Le seconda inchiesta grazie ai pentiti
Nel 1984 le indagini su piazza della Loggia si riaprono grazie alle dichiarazioni di alcuni pentiti della destra eversiva, tra cui Angelo Izzo, in carcere perché condannato per la strage del Circeo. L‘inchiesta bis porta all’incriminazione dei neofascisti Cesare Ferri e Sergio Latini e del fotomodello Alessandro Stepanoff. Ma anche questa indagine non approda a nulla di concreto: tutti gli imputati vengono assolti per insufficienza di prove in primo grado e con formula piena nei due successivi gradi di giudizio.

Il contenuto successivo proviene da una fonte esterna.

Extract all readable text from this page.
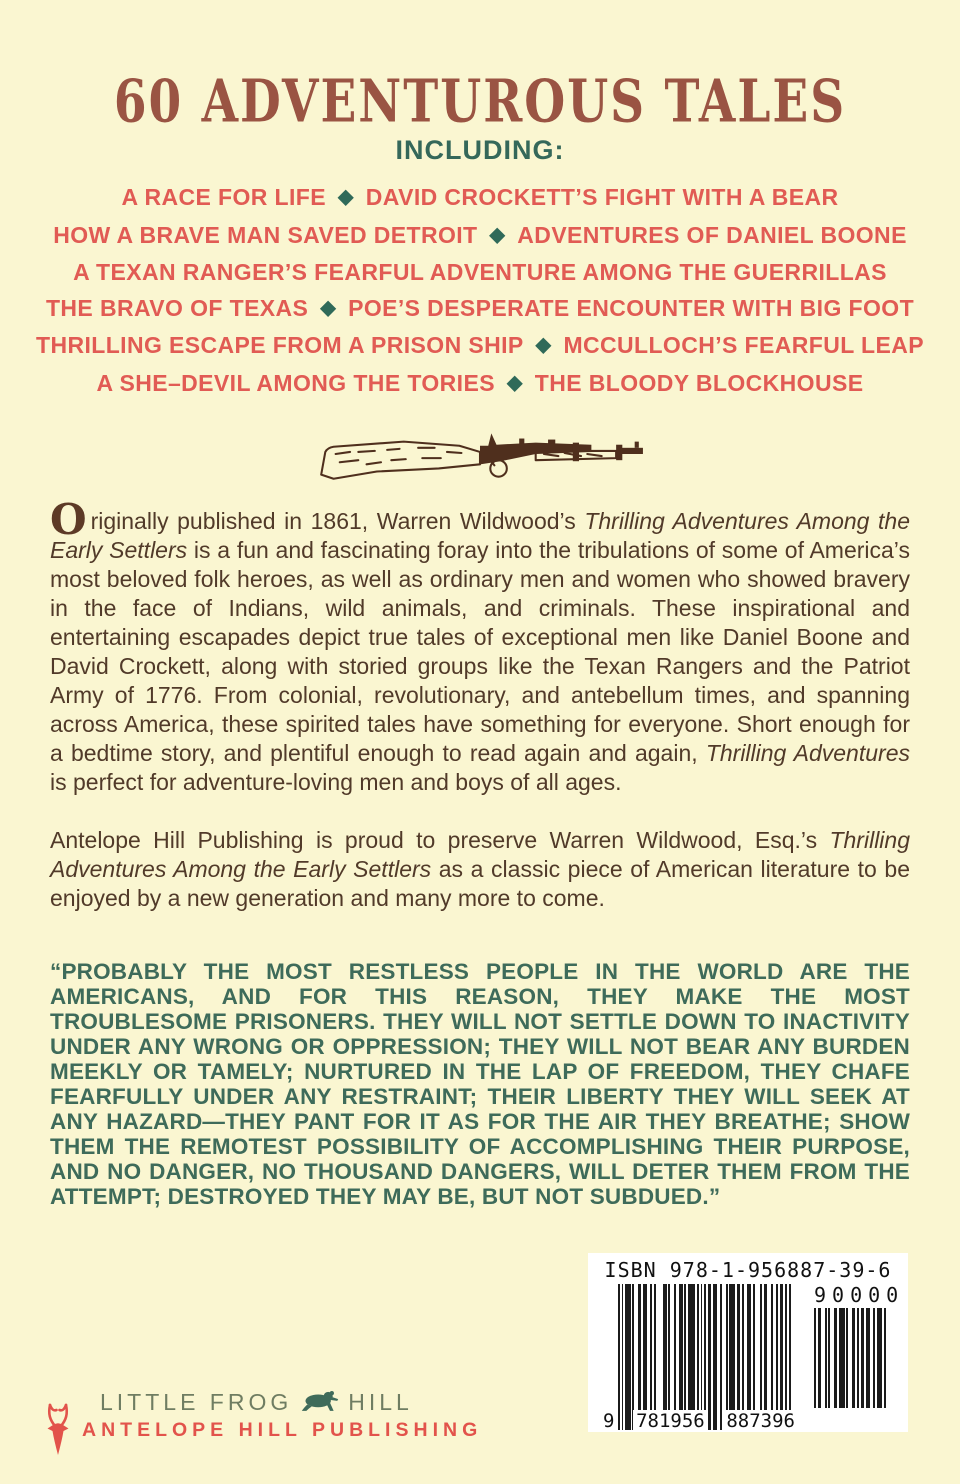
60 ADVENTUROUS TALES
INCLUDING:
A RACE FOR LIFE ◆ DAVID CROCKETT’S FIGHT WITH A BEAR
HOW A BRAVE MAN SAVED DETROIT ◆ ADVENTURES OF DANIEL BOONE
A TEXAN RANGER’S FEARFUL ADVENTURE AMONG THE GUERRILLAS
THE BRAVO OF TEXAS ◆ POE’S DESPERATE ENCOUNTER WITH BIG FOOT
THRILLING ESCAPE FROM A PRISON SHIP ◆ MCCULLOCH’S FEARFUL LEAP
A SHE–DEVIL AMONG THE TORIES ◆ THE BLOODY BLOCKHOUSE

Originally published in 1861, Warren Wildwood’s Thrilling Adventures Among the Early Settlers is a fun and fascinating foray into the tribulations of some of America’s most beloved folk heroes, as well as ordinary men and women who showed bravery in the face of Indians, wild animals, and criminals. These inspirational and entertaining escapades depict true tales of exceptional men like Daniel Boone and David Crockett, along with storied groups like the Texan Rangers and the Patriot Army of 1776. From colonial, revolutionary, and antebellum times, and spanning across America, these spirited tales have something for everyone. Short enough for a bedtime story, and plentiful enough to read again and again, Thrilling Adventures is perfect for adventure-loving men and boys of all ages.

Antelope Hill Publishing is proud to preserve Warren Wildwood, Esq.’s Thrilling Adventures Among the Early Settlers as a classic piece of American literature to be enjoyed by a new generation and many more to come.

“PROBABLY THE MOST RESTLESS PEOPLE IN THE WORLD ARE THE AMERICANS, AND FOR THIS REASON, THEY MAKE THE MOST TROUBLESOME PRISONERS. THEY WILL NOT SETTLE DOWN TO INACTIVITY UNDER ANY WRONG OR OPPRESSION; THEY WILL NOT BEAR ANY BURDEN MEEKLY OR TAMELY; NURTURED IN THE LAP OF FREEDOM, THEY CHAFE FEARFULLY UNDER ANY RESTRAINT; THEIR LIBERTY THEY WILL SEEK AT ANY HAZARD—THEY PANT FOR IT AS FOR THE AIR THEY BREATHE; SHOW THEM THE REMOTEST POSSIBILITY OF ACCOMPLISHING THEIR PURPOSE, AND NO DANGER, NO THOUSAND DANGERS, WILL DETER THEM FROM THE ATTEMPT; DESTROYED THEY MAY BE, BUT NOT SUBDUED.”

ISBN 978-1-956887-39-6
9 781956 887396
90000
LITTLE FROG HILL
ANTELOPE HILL PUBLISHING
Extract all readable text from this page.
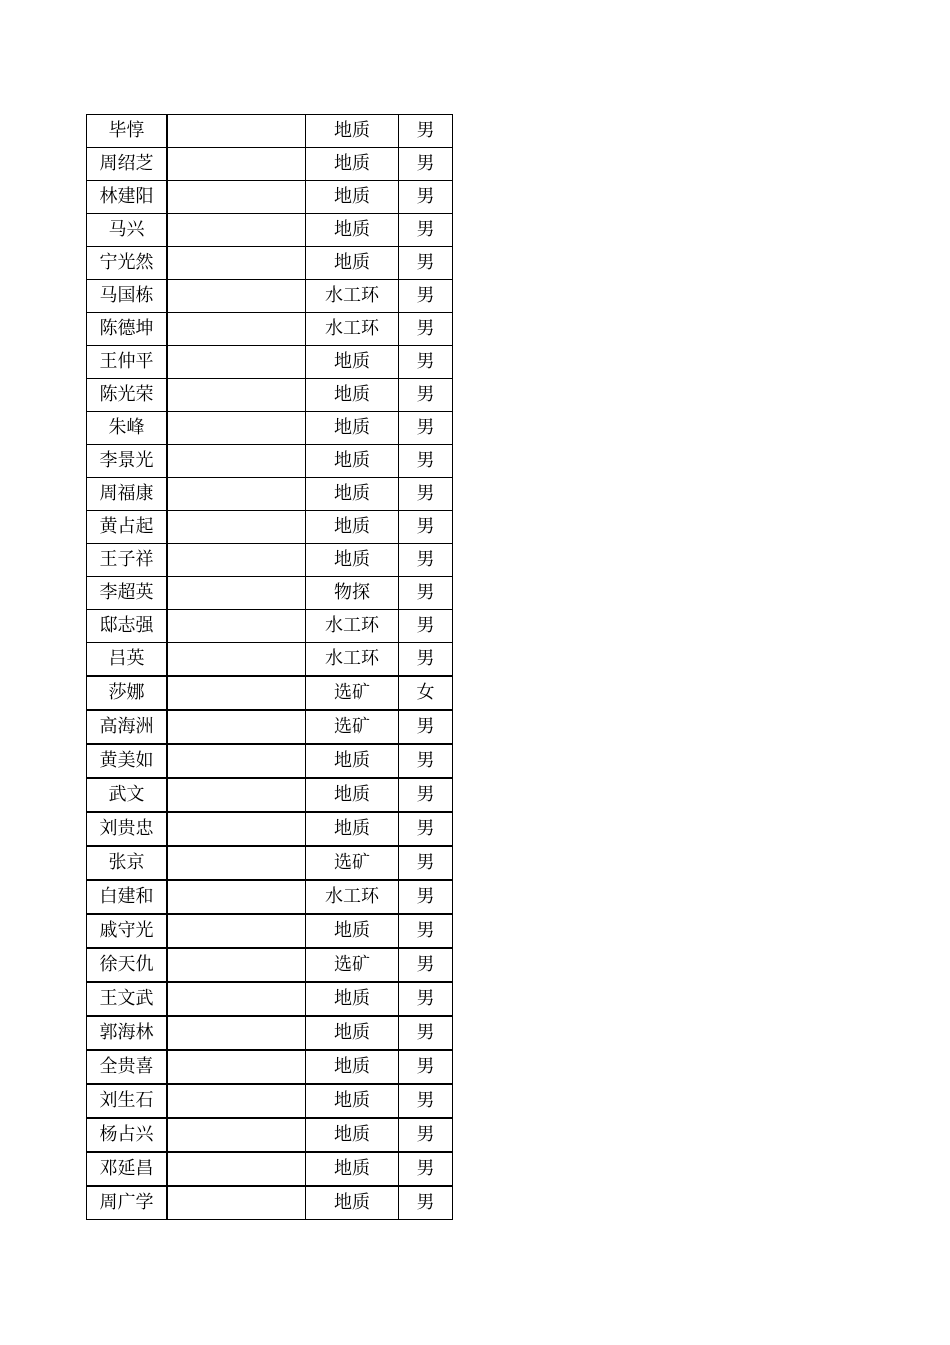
毕惇		地质	男
周绍芝		地质	男
林建阳		地质	男
马兴		地质	男
宁光然		地质	男
马国栋		水工环	男
陈德坤		水工环	男
王仲平		地质	男
陈光荣		地质	男
朱峰		地质	男
李景光		地质	男
周福康		地质	男
黄占起		地质	男
王子祥		地质	男
李超英		物探	男
邸志强		水工环	男
吕英		水工环	男
莎娜		选矿	女
高海洲		选矿	男
黄美如		地质	男
武文		地质	男
刘贵忠		地质	男
张京		选矿	男
白建和		水工环	男
戚守光		地质	男
徐天仇		选矿	男
王文武		地质	男
郭海林		地质	男
全贵喜		地质	男
刘生石		地质	男
杨占兴		地质	男
邓延昌		地质	男
周广学		地质	男
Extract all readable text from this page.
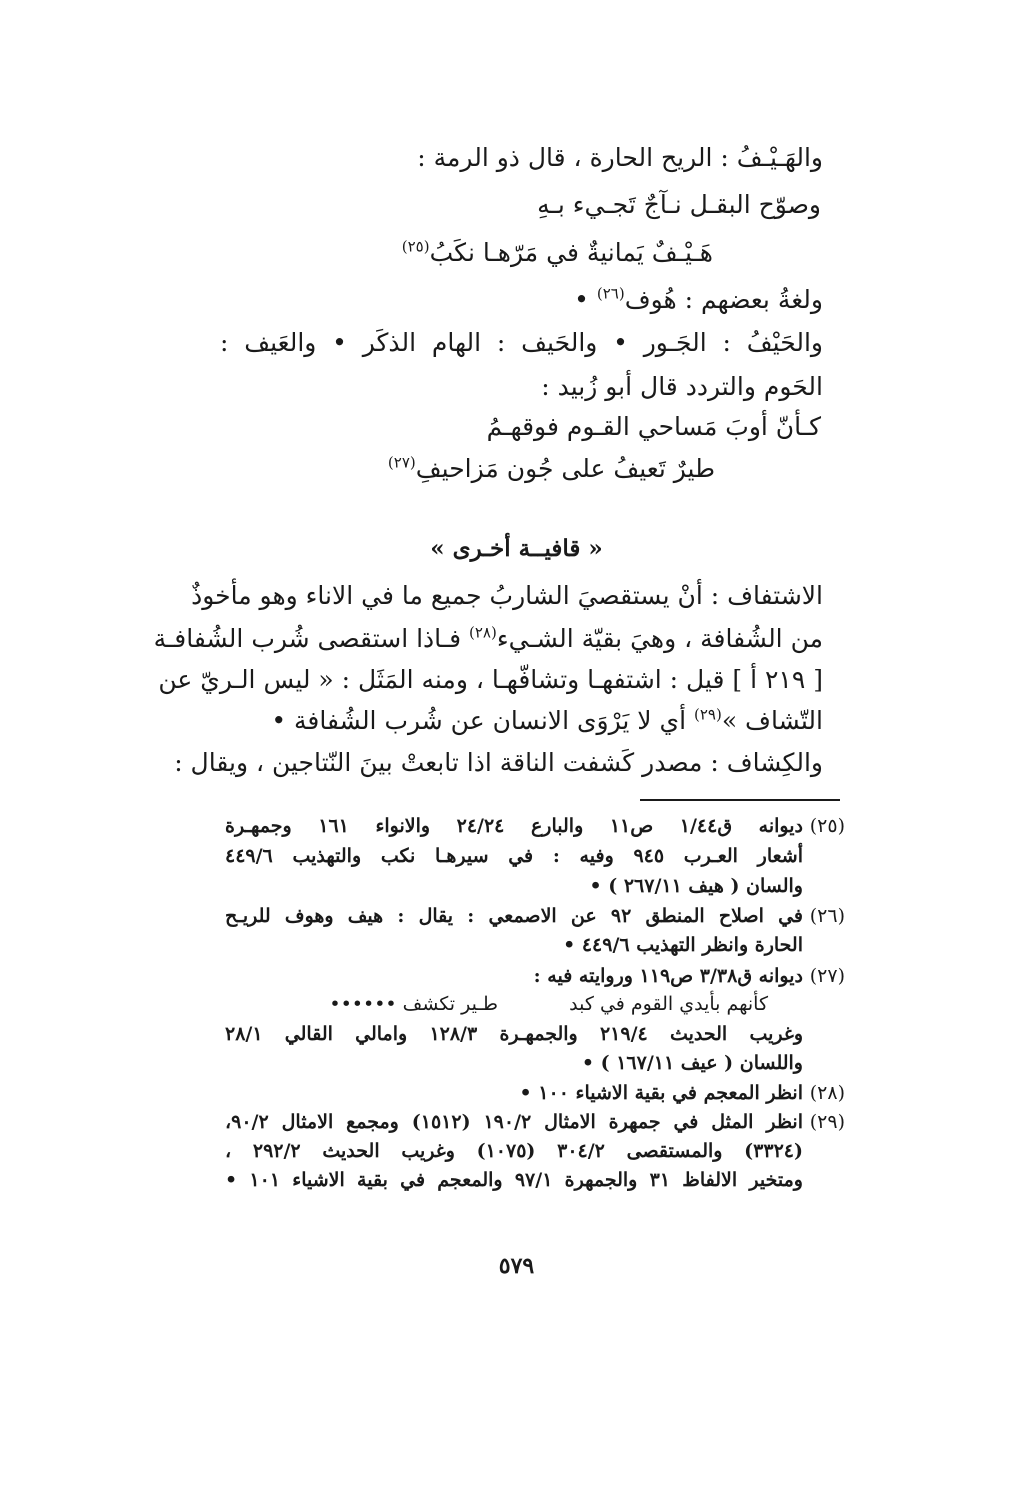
والهَـيْـفُ : الريح الحارة ، قال ذو الرمة :
وصوّح البقـل نـآجٌ تَجـيء بـهِ
هَـيْـفٌ يَمانيةٌ في مَرّهـا نكَبُ$^{(٢٥)}$
ولغةُ بعضهم : هُوف$^{(٢٦)}$ •
والحَيْفُ : الجَـور • والحَيف : الهام الذكَر • والعَيف :
الحَوم والتردد قال أبو زُبيد :
كـأنّ أوبَ مَساحي القـوم فوقهـمُ
طيرٌ تَعيفُ على جُون مَزاحيفِ$^{(٢٧)}$
« قافيــة أخـرى »
الاشتفاف : أنْ يستقصيَ الشاربُ جميع ما في الاناء وهو مأخوذٌ
من الشُفافة ، وهيَ بقيّة الشـيء$^{(٢٨)}$ فـاذا استقصى شُرب الشُفافـة
[ ٢١٩ أ ] قيل : اشتفهـا وتشافّهـا ، ومنه المَثَل : « ليس الـريّ عن
التّشاف »$^{(٢٩)}$ أي لا يَرْوَى الانسان عن شُرب الشُفافة •
والكِشاف : مصدر كَشفت الناقة اذا تابعتْ بينَ النّتاجين ، ويقال :
(٢٥)
ديوانه ق١/٤٤ ص١١ والبارع ٢٤/٢٤ والانواء ١٦١ وجمهـرة
أشعار العـرب ٩٤٥ وفيه : في سيرهـا نكب والتهذيب ٤٤٩/٦
والسان ( هيف ٢٦٧/١١ ) •
(٢٦)
في اصلاح المنطق ٩٢ عن الاصمعي : يقال : هيف وهوف للريـح
الحارة وانظر التهذيب ٤٤٩/٦ •
(٢٧)
ديوانه ق٣/٣٨ ص١١٩ وروايته فيه :
كأنهم بأيدي القوم في كبد
طـير تكشف ••••••
وغريب الحديث ٢١٩/٤ والجمهـرة ١٢٨/٣ وامالي القالي ٢٨/١
واللسان ( عيف ١٦٧/١١ ) •
(٢٨)
انظر المعجم في بقية الاشياء ١٠٠ •
(٢٩)
انظر المثل في جمهرة الامثال ١٩٠/٢ (١٥١٢) ومجمع الامثال ٩٠/٢،
(٣٣٢٤) والمستقصى ٣٠٤/٢ (١٠٧٥) وغريب الحديث ٢٩٢/٢ ،
ومتخير الالفاظ ٣١ والجمهرة ٩٧/١ والمعجم في بقية الاشياء ١٠١ •
٥٧٩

Siamo al 3 novembre del 1989 e la verità sulla strage di Brescia appare sepolta per sempre.
Il ritrovamento delle veline: l’indagine tris
A metà degli anni ‘90, a sorpresa, c’è un ritorno di fiamma dell’indagine sulla base di due fatti concomitanti. Il giudice istruttore di Milano Guido Salvini, che sta indagando sulla bomba di piazza Fontana, ritrova in un archivio del Sismi di Padova alcune carte. Tra esse ci sono le veline in cui Maurizio Tramonte, un estremista che collaborava con i servizi segreti e denominato «fonte Tritone» avvertiva i carabinieri (nell’aprile del 1974) che gli ordinovisti veneti stavano preparando un attentato nel Nord Italia . Quelle «soffiate» erano sempre state ignorate . In più in quegli stessi anni Carlo Digilio, ex militante nero, rilascia dichiarazioni fiume agli inquirenti in cui indica proprio la cellula veneta di Ordine Nuovo quale organizzatrice ed esecutrice della strage di Brescia.
Le condanne 43 anni dopo la strage
L’indagine-tris sfocia in un processo che si apre a Brescia il 25 novembre 2008. Gli imputati stavolta sono gli esponenti di Ordine Nuovo Carlo Maria Maggi, Delfo Zorzi (che vive in Giappone), Giovanni Maifredi e Maurizio Tramonte (la fonte Tritone); in più ci sono il fondatore di Ordine Nuovo ed ex parlamentare Msi Pino Rauti e l’ex generale dei carabinieri Francesco Delfino. I primi due gradi di giudizio si chiudono con altrettante dichiarazioni di assoluzione per tutti gli imputati e una beffa: le parti civili sono condannate a pagare le spese processuali e vengono indicati come responsabili dell’attentato tre defunti, Ermanno Buzzi, Carlo Digilio e Marcello Soffiati. Il 21 febbraio 2014 la Cassazione però riapre i giochi e ordina di rifare il processo d’Appello a carico dei soli Tramonte e Maggi . Che l’ennesima sentenza (ormai siamo alla decima) condanna all’ergastolo il 22 luglio 2015. Il 21 giugno del 2017 la Cassazione rende definitivi quegli ergastoli.
L’ultimo fascicolo aperto e la Casa della Memoria
La magistratura sta ancora oggi indagando su altri tasselli della trama che portò alla bomba di piazza della Loggia. Un fascicolo è attualmente aperto a carico di alcuni personaggi che nel 1974 erano minorenni e che ruotavano nell’area dell’estremismo neofascista. Uno di loro ha dichiarato agli inquirenti che un suo coetaneo gli rivelò di essere a conoscenza di notizie sulla strage. Quelle confessioni fino a oggi non hanno portato ad altri squarci di verità. Il lutto e le ferite provocate dall’ordigno hanno d’altro lato fatto fiorire a Brescia una delle sperienze più virtuose d’Italia. Per iniziativa di Manlio Milani (che il 28 maggio ‘74 in piazza vide morire la moglie) e delle istituzioni è nata la Casa della Memoria, associazione impegnata a studiare e approfondire la verità storica sulle stragi e il terrorismo in Italia, la prima, tra l’altro, a dare la parola anche ai «reduci» del terrorismo nero. In un’ottica di riconciliazione nazionale.